To be fair to the Judges in 2014, however, they could ask the Jerry Lee Program a very good question: “Why did you not write up the exact methods you used in successfully suctioning 1000 cases into RJCs?” The answer is less important than the premise. The fact is that we did not spell out the procedures we used at the level of detail necessary for anyone to codify “best practice” for implementation. We did touch on it in a kind of field guide for youth justice practices (Sherman et al. 2008), but we did not produce field guides specific to different settings, such as Crown Courts. Nor did we pursue the issue of police versus civilians in their ability to recruit victims and offenders, which remains a key policy and funding issue in delivering RJCs. Nor, in fact, did we offer to provide seminars to Crown Court Judges after our research results were analyzed, despite general invitations from individual judges to do so, another lacuna we regret.
To each according to their need
Perhaps the most serious critique of the Jerry Lee Program is that we have failed to convince policymakers that RJCs are better used for serious cases and with chronic offenders than with minor crimes by juveniles and first offenders. Our unsystematic observation is that far more RJCs are conducted with minor matters than with serious crimes and criminals. Our evidence shows that this is poor triage, giving RJCs to people who have little need of it, and denying it to those whose need is greatest. If there is one conclusion that we should try to spread to a very wide audience, it is this one. How we can do that remains a question we cannot answer, except by the basic tools we use for all our work: grounded theory, trial and error, and systematic evidence.
It is not just the Jerry Lee Program that needs more knowledge about spreading knowledge effectively. It is all of experimental criminology, and science itself. This article not only gives us a chance to reflect on how to put knowledge to work. It should give our readers the same opportunity, if only by thinking about how our Program could do better.
We close with one key plan for further research and analysis, driven in large part by the preceding discussion. The plan is to follow-up on the mortality differences between victims and offenders in the UK experiments, testing for any effects of RJCs on life expectancy.
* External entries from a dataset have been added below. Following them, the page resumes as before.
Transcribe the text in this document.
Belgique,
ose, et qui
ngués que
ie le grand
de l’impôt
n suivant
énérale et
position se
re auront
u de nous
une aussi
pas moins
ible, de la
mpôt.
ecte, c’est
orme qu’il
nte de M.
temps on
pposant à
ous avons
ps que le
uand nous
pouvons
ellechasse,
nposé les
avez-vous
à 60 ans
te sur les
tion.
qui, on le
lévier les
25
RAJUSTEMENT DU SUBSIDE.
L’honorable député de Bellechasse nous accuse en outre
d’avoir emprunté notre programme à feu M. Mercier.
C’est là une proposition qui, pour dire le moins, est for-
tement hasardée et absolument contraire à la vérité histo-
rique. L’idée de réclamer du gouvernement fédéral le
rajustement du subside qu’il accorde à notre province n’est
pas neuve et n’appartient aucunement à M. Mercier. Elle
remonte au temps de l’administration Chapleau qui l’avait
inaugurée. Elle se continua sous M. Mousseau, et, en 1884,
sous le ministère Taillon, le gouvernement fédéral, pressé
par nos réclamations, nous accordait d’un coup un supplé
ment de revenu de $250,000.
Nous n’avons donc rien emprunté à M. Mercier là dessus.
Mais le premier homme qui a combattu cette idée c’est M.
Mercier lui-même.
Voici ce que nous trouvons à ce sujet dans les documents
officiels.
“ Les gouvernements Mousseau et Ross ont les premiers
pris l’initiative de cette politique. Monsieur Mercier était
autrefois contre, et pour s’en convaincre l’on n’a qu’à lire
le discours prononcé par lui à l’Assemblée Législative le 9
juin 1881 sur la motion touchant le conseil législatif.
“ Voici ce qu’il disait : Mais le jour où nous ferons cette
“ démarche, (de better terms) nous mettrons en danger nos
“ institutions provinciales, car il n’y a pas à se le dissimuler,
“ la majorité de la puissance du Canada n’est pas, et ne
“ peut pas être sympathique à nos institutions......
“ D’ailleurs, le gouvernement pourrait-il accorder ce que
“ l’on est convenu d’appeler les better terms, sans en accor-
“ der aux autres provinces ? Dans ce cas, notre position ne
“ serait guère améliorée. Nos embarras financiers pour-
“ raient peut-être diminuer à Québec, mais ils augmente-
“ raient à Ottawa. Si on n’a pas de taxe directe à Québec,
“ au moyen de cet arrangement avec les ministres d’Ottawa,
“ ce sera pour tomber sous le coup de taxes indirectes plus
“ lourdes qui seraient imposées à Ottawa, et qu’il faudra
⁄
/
Our evidence from 121 offenders under age 30 in one of the RISE tests is highly suggestive (Angel et al. 2013): while none of the 62 offenders randomly assigned (1995–2000) to the RJC group in the violence experiment had died by 2013, fully 10 % (6) of the 59 assigned to prosecution were dead (Fisher’s Exact P = .01). In the UK, we can explore similar questions for victims with psychiatric evidence on PTSS. If we are able to find medical evidence that lower PTSS levels predict longer life span, we may well get more attention from governments, judges and police. We must be mindful of the responsibility we have to pursue this question, with the fully identified records of over 2000 people in our safekeeping. It may well be that RJCs, like other criminal justice decisions (Sherman and Harris 2013, 2015), could be a matter of life and death.